Volunteer Development Childre's Association
Youth For Peace
As Cambodian youth look to improve themselves and their country, they often search for an organisation that fits their skills and interests. But they don’t usually think about another option – starting a project on their own. Since we know our own abilities and the needs of our country, we can create the change that we want to make!
Besides helping your country, starting up your own organisation or service project will give you invaluable experience in generating ideas and putting them into action. While the process of starting your own organisation can be rewarding, it’s not an easy thing to do.
Main Togh was a Buddhist monk volunteering his time teaching Cambodian children English when he came up with the idea to start Volunteer Development Children’s Association (VDCA), which provides free instruction in Khmer, English, Japanese and the arts to over 600 children and teenagers in Siem Reap. “In September 2007, we had only a small room under my house to teach them, but now we can accept hundreds of students to study here,” Main Togh said.
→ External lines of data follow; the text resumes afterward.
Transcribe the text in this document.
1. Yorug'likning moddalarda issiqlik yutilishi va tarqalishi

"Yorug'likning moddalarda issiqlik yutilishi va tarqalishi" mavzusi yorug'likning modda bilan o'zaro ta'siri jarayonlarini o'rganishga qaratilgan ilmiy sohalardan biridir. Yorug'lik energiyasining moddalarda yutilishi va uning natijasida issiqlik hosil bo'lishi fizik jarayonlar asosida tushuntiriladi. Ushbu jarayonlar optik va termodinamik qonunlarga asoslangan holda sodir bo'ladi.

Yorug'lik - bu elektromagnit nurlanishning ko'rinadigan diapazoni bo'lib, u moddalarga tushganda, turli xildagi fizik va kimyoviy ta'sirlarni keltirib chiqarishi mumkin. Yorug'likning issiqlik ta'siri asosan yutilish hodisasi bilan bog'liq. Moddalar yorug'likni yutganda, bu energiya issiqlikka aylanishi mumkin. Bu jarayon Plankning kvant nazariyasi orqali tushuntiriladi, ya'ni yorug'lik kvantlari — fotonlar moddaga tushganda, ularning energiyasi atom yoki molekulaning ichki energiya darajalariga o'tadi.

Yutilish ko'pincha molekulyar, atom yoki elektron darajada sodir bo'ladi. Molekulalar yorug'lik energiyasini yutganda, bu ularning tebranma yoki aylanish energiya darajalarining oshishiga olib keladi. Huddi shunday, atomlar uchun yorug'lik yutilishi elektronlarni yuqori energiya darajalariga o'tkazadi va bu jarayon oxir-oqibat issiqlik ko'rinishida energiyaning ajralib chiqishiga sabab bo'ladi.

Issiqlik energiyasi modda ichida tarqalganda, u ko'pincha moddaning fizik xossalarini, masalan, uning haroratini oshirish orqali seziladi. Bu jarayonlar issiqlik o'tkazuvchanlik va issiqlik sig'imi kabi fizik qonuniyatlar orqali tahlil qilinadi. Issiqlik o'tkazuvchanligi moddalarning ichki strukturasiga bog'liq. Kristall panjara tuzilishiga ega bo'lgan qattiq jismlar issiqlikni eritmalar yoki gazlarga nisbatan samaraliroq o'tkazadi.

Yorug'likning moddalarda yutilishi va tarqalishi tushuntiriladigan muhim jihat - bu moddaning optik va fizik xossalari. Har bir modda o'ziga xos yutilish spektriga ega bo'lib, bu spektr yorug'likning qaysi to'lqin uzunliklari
Main Togh told Lift that while studying dharma he began having discussions with his friends in the monastery and foreigners who would visit about how he could help the poor children around him who didn’t have opportunities. “Before the foreigners went back to their country, they left some money to buy chairs and tables for our teaching,” Main Togh said about the source of the seed money he used to start his organisation.
Non Ya, a 19-year-old who participates with VDCA, said that he now has the goal of starting an organisation himself after being inspired by Main Togh. “I would like to create the chance for children in our poor community as well,” he said. “We will call it ‘Lotus Youths’, which means they have their origin in mud but when they grow up from the water, they will be beautiful and provide many advantages for the society.”
Long Khet, a director of Youth For Peace (YFP), told Lift that he wanted to found an organisation that promoted morality among young Cambodian people and maintained peace in the country after he witnessed decades of civil war.
In order to reach his goal he stayed involved in social work during his education at the Royal University of Phnom Penh. He joined peace movements, peace walks and peace discussions, which offered him an opportunity to make good friends and learn about social justice and peace.
Through his involvement he met three like-minded students from different universities who would often come together under the trees in a local wat to talk about starting an NGO to facilitate youth engagement around social issues. In 1999 the four members formed YFP.
“The four of us founded YFP using our own money. But, with a clear goal of carrying out peace in Cambodia, we also drew the attention of donors to support our work,” he said. Since 2001, the Mennonite Central Committee (MCC) and American Friends Service Committee (AFSC) have been their core supporters.
“Our organisation has helped youth by teaching them not to discriminate, form innovative ideas and communicate well,” he said.
Rem Chandara, the 21-year-old founder and leader of YESSO (Youth Engagement Sustainable Society Organisation) and a third-year student of Royal University of Agriculture, said that he hopes to facilitate interactions between university and high school students.
“We want high school students and university students to share their experiences, especially how to choose the right subject to study at university,” he said. “We want to help them find employment when they finish university to reduce the rate of poverty in Cambodian society.”
Rem Chandara said he and his friends “brainstormed many good ideas to form our club, like set objectives and rules for our club, writing proposals and creating a blog and Facebook page in order to get more friends to engage in our club”.
Neang Sovathana, 23, is a third-year student of international relations at Pannasastra University and the president of the Initiative of Change Association (ICA).
Originally she just wanted to help build human resources, and had no plans of starting her own organisation. But after receiving help from the Cambodian Youth Association, which offered a hall to hold meetings and lawyers who explained how she could get an organisation licensed, she created the ICA.
“I appeal for donations to support my project through the radio station 106.5 FM, as I work as a radio presenter there and also send letters to NGOs and institutes,” she explained.
Every month, her association prepares around 100 packs of food to share with children and the elderly living on the street. The association also makes meals to share with people living with HIV or tuberculosis at the public hospitals.
“Do not always complain or criticize governments, but do nothing,” Neang Sovathana said. “Ask yourself what have you done so far to help our society?”